Temperatures in New York were expected to drop to 9 degrees Fahrenheit (minus 13 degrees Celsius), according to forecasts. Tracking system Flight Aware said that some 2,200 flights within, into or out of the United States had been cancelled.
    
The National Weather Service issued winter storm warnings and advisories for a huge area spanning states from Chicago trough New York, New England and even US capital, Washington.
    
Severe weather was also hitting the country's Midwest, dropping a blanket of snow and cancelling flights at Chicago's O'Hare International Airport.
    
The northeastern winter warning was in effect in New York from Thursday evening through midday today, with forecasters predicting four to eight inches (10 to 20 centimetres) of snow and winds that could reach up to 35 miles (56 kilometres) per hour.
    
The National Weather Service said blizzard conditions were possible for eastern Long Island and the coast of Massachusetts.
    
"Bitter cold will move into the Midwest and East following the storm," it warned.
    
In the Big Apple, where thick flakes were falling on Thursday evening, the storm will serve as a first test for the city's new mayor, Bill de Blasio, who assumed his post on Wednesday.
    
De Blasio said the city had "laser" focus as it braced for what was to come. "We are ready," he said. He urged residents to stay indoors and use public transportation if they must get around. But, he warned, delays were to be expected.
    
"Please, start this evening, stay inside. If you don't need to go out, don't go out," de Blasio said.

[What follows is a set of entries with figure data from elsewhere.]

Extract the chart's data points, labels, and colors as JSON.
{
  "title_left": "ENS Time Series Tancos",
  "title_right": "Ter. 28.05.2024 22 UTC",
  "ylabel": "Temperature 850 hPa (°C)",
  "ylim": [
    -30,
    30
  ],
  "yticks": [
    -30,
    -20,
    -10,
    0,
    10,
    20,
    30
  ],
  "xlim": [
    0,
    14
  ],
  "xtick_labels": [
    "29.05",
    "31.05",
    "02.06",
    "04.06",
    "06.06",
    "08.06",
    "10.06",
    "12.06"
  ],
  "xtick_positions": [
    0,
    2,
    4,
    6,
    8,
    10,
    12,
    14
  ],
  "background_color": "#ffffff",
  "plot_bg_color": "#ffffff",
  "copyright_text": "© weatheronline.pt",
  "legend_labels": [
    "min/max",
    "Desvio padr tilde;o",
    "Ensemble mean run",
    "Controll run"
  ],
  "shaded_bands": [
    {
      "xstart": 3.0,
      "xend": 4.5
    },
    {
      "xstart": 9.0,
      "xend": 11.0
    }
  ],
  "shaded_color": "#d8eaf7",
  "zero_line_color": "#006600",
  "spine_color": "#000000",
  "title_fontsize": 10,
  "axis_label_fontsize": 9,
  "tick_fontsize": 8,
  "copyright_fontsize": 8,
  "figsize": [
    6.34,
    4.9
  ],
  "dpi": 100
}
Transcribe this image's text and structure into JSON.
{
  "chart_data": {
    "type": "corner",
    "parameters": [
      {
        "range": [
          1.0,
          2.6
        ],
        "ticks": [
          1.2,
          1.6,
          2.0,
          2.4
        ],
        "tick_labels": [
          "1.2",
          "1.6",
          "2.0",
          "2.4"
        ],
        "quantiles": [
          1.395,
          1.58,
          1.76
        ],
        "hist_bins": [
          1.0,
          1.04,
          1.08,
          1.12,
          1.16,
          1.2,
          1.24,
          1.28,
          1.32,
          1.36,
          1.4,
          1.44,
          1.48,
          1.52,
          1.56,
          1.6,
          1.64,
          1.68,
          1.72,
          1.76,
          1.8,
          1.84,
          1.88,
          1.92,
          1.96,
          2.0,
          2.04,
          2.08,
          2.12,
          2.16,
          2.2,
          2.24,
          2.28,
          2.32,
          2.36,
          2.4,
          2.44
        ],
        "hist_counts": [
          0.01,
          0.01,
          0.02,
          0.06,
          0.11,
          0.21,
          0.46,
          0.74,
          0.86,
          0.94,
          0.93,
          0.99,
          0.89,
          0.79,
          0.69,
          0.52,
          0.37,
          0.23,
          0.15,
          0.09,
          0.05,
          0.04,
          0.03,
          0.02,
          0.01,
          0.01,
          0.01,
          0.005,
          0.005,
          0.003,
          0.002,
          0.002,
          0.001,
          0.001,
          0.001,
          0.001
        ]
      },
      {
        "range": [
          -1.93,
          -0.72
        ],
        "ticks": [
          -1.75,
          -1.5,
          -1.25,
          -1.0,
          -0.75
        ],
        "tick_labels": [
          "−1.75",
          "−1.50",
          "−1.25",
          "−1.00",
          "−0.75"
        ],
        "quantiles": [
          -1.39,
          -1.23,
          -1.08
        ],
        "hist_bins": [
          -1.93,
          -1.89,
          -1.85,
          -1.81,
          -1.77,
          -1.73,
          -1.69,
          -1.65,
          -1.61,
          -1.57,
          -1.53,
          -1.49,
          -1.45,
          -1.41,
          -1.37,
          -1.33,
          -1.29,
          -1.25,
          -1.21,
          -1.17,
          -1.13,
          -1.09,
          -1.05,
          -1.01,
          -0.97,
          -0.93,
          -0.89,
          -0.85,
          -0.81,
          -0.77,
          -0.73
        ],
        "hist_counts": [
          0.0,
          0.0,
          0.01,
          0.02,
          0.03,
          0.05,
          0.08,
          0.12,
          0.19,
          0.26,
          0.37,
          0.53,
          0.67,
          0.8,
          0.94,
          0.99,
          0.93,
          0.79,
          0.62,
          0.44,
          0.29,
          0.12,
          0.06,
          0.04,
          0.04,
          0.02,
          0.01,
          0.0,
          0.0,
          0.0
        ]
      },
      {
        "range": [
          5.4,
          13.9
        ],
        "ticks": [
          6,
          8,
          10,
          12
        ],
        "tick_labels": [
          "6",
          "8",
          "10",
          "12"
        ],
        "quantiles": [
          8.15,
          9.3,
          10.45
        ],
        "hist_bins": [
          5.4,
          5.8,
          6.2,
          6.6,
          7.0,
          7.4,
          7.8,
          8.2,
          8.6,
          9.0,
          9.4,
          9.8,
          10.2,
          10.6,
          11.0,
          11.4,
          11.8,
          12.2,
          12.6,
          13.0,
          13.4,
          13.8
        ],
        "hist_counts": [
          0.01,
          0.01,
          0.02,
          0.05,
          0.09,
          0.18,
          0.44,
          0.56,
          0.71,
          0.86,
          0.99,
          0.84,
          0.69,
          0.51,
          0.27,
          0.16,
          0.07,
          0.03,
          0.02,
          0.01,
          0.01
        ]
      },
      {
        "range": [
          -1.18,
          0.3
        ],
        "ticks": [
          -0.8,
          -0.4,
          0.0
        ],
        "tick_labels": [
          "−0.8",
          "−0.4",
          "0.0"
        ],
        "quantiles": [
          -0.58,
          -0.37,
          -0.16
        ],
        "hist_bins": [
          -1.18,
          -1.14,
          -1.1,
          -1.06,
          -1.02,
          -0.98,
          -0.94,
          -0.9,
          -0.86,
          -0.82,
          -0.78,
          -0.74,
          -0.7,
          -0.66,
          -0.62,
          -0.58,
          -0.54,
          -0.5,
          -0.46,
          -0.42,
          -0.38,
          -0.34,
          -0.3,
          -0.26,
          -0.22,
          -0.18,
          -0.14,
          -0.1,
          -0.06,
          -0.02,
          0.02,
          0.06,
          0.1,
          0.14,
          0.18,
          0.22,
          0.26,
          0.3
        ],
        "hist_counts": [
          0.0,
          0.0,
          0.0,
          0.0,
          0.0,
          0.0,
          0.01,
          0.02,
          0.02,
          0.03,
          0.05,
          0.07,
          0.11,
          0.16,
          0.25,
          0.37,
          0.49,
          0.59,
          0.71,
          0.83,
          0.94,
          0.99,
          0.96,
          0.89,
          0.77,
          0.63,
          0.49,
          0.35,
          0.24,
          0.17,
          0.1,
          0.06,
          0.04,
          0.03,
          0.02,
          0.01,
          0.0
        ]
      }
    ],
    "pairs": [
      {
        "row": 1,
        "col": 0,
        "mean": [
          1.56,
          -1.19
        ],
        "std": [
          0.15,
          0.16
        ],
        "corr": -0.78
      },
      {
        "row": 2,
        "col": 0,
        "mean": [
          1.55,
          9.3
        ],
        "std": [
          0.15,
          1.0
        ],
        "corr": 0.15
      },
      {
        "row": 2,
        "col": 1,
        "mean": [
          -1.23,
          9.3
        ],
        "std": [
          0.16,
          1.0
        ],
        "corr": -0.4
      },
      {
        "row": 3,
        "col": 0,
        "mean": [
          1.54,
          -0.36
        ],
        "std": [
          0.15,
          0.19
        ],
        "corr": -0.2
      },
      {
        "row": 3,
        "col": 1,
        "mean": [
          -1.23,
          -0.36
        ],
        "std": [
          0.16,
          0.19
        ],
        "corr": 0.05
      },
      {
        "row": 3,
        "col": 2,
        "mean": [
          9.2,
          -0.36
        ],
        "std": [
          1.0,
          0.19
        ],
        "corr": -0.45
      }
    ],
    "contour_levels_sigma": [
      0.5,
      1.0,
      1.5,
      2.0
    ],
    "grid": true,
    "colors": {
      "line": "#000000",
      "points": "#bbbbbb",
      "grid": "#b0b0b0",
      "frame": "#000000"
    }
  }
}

New York Governor Andrew Cuomo activated the State Emergency Operations Centre and also urged people to use mass transit, warning of possible highway closures due to inclement weather.
    
In neighbouring New Jersey, Governor Chris Christie declared a state of emergency in anticipation of what was to come.
    
Connecticut Governor Dannel Malloy, meanwhile, ordered state employees to leave work early on Thursday to alleviate the evening commute. Workers were not expected back at their desks until mid-morning.